While most of the players got just two to three weeks of play before their college seasons were shut down, Clark said it was now up to the individual player to take responsibility to stay in shape. Since most pitchers weren’t able to throw, he won’t be running up pitch counts early in the season.


One of the top returners is pitcher Zach Bravo, starting his third summer with the Rebels.


The Lamar University junior from Albuquerque, N.M., was 1-0 in four games this spring with a 2.95 earned-run-average, 21 strikeouts and four walks. Bravo had four saves in eight games with the Rebels last season with a 0.90 ERA and 21 strikeouts. He was an NBC All-American in 2018.


"It was definitely weird going home and not being on campus," Bravo said. "I haven’t been at home that time of year in four years. The majority of the classes I had were online, but I had a couple of them that were pretty tough. … I got four starts. I definitely got in the groove before the season was shut down."


Bravo was drafted last season by the Tampa Bay Rays in the 29th round, but with this year’s MLB draft (which starts this week) being cut to just five rounds, he doesn’t expect his name to be called.


"I’m hoping," Bravo said. "But with just five rounds, a lot of those picks are going to guys in Power-5 schools. I was thinking I would go in rounds five to 10, at least that’s what I’ve been told. I really haven’t heard much in the last few days."

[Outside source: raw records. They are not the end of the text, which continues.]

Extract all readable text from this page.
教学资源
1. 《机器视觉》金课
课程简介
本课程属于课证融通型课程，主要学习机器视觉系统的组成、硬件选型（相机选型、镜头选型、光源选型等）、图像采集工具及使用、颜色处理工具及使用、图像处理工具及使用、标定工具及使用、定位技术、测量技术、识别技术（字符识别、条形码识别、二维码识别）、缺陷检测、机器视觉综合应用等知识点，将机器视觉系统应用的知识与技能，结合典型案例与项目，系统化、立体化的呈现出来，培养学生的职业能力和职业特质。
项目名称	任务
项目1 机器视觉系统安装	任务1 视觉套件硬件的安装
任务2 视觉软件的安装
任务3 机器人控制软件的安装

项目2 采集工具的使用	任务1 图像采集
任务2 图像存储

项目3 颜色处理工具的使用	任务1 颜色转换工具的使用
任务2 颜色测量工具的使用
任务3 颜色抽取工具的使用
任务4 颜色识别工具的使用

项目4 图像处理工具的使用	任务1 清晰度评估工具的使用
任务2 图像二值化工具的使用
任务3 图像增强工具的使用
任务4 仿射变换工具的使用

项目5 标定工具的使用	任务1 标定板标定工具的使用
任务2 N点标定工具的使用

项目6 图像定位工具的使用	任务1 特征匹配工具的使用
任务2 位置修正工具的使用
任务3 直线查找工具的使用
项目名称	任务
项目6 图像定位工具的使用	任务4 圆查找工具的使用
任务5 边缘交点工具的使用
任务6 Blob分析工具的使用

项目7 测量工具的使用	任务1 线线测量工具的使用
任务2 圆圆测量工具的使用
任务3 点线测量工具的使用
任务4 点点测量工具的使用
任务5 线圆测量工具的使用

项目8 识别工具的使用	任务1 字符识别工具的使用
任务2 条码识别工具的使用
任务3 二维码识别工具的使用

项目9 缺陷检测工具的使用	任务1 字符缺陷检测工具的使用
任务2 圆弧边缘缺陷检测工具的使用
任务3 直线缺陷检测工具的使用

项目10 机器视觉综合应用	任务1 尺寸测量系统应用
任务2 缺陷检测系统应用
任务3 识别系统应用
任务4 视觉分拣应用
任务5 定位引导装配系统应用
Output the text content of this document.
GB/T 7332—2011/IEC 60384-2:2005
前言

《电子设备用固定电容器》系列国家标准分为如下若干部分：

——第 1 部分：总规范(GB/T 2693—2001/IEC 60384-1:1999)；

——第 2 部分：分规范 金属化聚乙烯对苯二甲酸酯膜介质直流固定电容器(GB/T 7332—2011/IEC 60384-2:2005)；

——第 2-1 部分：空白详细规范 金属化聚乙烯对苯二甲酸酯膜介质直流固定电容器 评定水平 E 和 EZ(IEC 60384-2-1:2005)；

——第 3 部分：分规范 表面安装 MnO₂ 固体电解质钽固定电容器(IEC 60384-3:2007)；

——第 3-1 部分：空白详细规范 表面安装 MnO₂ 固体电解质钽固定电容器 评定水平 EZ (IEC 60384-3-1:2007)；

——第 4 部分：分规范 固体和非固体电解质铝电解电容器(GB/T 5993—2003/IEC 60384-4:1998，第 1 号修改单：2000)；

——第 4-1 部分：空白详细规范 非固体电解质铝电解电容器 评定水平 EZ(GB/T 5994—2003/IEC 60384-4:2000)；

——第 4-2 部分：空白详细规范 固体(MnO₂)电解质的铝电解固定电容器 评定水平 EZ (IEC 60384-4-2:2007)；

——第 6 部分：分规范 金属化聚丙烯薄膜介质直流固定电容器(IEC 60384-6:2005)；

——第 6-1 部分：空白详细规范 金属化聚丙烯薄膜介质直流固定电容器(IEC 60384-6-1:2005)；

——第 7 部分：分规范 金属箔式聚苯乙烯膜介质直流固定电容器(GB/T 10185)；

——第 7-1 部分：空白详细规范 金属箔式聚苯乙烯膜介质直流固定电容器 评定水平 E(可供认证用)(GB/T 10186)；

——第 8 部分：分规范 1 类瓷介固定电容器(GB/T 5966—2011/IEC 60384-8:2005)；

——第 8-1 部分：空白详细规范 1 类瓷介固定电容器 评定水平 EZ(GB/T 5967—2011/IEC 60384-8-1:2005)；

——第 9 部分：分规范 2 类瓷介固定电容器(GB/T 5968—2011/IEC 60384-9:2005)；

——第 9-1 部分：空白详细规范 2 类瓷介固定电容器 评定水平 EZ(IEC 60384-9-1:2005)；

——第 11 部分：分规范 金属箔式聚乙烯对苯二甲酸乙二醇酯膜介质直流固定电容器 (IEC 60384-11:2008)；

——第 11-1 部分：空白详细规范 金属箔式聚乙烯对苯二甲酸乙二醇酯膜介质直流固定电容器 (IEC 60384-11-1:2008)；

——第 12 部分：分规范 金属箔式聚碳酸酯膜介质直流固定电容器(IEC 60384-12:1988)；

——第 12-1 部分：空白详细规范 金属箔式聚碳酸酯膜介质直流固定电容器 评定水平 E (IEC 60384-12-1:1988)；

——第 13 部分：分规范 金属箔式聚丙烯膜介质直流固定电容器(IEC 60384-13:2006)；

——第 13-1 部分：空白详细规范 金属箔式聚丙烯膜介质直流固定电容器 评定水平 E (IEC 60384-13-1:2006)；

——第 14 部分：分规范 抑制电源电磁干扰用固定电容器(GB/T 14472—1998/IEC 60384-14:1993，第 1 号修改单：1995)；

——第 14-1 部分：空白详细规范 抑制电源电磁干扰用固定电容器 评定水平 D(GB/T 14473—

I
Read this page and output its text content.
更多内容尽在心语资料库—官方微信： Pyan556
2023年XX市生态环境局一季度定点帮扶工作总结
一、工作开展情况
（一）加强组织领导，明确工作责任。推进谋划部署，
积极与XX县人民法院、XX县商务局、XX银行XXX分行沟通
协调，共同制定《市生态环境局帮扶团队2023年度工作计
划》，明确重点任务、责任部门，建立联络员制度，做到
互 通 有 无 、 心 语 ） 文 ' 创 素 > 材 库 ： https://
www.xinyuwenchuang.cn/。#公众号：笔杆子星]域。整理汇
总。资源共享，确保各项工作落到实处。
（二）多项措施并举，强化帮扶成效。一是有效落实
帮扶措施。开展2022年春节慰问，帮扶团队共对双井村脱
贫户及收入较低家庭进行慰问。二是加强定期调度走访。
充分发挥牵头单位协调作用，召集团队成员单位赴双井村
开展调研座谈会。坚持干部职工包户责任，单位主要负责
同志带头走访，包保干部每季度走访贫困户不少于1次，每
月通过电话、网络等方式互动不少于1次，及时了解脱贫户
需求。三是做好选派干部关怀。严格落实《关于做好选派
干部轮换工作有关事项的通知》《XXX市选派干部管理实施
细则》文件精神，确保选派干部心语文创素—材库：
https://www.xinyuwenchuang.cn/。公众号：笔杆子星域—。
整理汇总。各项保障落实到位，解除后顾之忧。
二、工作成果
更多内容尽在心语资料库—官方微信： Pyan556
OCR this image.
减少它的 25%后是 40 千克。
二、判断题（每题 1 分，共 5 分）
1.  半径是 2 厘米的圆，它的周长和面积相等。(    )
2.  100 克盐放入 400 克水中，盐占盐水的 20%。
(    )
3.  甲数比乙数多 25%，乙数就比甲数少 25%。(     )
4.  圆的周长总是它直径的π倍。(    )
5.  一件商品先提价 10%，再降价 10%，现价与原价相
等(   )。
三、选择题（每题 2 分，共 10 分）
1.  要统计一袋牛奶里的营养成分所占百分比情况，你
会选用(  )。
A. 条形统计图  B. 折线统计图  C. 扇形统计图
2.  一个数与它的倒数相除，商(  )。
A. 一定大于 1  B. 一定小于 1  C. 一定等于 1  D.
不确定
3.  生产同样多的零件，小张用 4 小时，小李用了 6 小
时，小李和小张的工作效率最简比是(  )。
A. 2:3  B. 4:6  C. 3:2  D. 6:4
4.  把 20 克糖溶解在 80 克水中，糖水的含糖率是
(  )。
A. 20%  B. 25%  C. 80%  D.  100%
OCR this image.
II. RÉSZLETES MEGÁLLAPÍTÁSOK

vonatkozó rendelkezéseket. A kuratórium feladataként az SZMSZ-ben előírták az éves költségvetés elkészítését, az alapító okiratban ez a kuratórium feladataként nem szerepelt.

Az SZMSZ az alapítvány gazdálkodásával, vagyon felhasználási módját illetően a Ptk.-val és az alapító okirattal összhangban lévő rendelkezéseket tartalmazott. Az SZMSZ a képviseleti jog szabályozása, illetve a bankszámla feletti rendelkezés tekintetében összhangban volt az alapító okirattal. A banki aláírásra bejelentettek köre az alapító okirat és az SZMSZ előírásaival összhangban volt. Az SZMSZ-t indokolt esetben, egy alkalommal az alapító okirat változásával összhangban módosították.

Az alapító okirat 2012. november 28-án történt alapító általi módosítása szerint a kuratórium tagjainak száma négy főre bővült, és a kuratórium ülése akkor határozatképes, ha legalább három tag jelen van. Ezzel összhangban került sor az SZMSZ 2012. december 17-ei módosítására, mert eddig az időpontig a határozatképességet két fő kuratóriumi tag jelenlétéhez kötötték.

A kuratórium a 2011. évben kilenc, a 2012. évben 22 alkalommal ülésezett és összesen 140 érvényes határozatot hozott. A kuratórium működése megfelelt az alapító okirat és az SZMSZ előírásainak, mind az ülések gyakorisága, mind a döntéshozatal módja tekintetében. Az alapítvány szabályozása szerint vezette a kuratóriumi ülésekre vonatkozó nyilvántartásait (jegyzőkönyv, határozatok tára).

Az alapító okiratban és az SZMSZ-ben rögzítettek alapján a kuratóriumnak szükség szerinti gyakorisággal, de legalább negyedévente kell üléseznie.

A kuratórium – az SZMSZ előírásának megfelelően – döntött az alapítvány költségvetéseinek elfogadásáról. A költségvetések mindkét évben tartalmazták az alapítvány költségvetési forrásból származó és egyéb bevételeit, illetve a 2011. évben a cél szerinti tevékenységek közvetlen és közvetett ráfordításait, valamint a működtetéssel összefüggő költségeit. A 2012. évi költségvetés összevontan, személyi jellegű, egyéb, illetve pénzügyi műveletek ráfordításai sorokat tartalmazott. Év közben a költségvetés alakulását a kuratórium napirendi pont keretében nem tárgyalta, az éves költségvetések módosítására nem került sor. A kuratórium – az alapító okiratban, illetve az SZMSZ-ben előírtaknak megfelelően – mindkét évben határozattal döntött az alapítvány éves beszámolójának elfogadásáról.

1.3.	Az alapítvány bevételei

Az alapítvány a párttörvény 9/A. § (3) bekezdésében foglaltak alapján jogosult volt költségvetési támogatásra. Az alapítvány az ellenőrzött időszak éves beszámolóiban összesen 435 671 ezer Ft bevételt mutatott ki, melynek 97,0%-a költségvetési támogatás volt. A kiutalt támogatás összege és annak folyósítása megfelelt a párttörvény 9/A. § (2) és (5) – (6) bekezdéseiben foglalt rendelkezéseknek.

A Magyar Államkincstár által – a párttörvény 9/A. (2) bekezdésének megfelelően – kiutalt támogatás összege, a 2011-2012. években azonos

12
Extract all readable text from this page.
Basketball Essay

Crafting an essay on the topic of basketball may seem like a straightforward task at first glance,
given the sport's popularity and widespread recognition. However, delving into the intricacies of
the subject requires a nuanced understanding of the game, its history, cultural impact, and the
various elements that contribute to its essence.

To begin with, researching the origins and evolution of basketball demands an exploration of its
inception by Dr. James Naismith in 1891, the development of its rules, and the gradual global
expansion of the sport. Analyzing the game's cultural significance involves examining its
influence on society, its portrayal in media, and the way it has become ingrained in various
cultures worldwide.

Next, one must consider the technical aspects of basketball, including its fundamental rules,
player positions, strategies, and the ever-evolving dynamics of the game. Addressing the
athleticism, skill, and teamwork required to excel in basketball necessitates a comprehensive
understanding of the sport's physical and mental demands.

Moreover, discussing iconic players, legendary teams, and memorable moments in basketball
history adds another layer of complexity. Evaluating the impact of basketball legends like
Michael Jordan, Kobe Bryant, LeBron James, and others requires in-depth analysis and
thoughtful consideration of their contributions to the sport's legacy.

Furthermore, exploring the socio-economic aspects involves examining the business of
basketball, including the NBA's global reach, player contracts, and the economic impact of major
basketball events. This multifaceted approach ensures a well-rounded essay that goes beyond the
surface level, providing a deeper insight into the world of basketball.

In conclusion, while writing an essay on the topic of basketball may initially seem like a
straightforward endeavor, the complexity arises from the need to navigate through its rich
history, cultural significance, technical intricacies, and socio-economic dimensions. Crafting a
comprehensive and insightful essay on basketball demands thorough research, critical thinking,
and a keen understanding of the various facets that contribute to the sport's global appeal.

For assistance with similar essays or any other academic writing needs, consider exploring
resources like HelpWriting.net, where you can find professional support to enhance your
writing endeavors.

The format for the NBC World Series has not been set, but the field may be cut to as few as eight teams. Much of that will depend on if the first-year, Class AAA Wichita Wind Surge is able to play this season.


"Everything has just been crazy," Carvalho said. "All the other coaches and GMs have just been shaking our heads. We’re trying to keep a positive attitude."


No guidelines have been set yet for home attendance, but all games this year will be webcast on YouTube on the Newton Kansas Rebels channel. Frank Martinez and Kansan managing editor Chad Frey will be among the play-by-play announcers.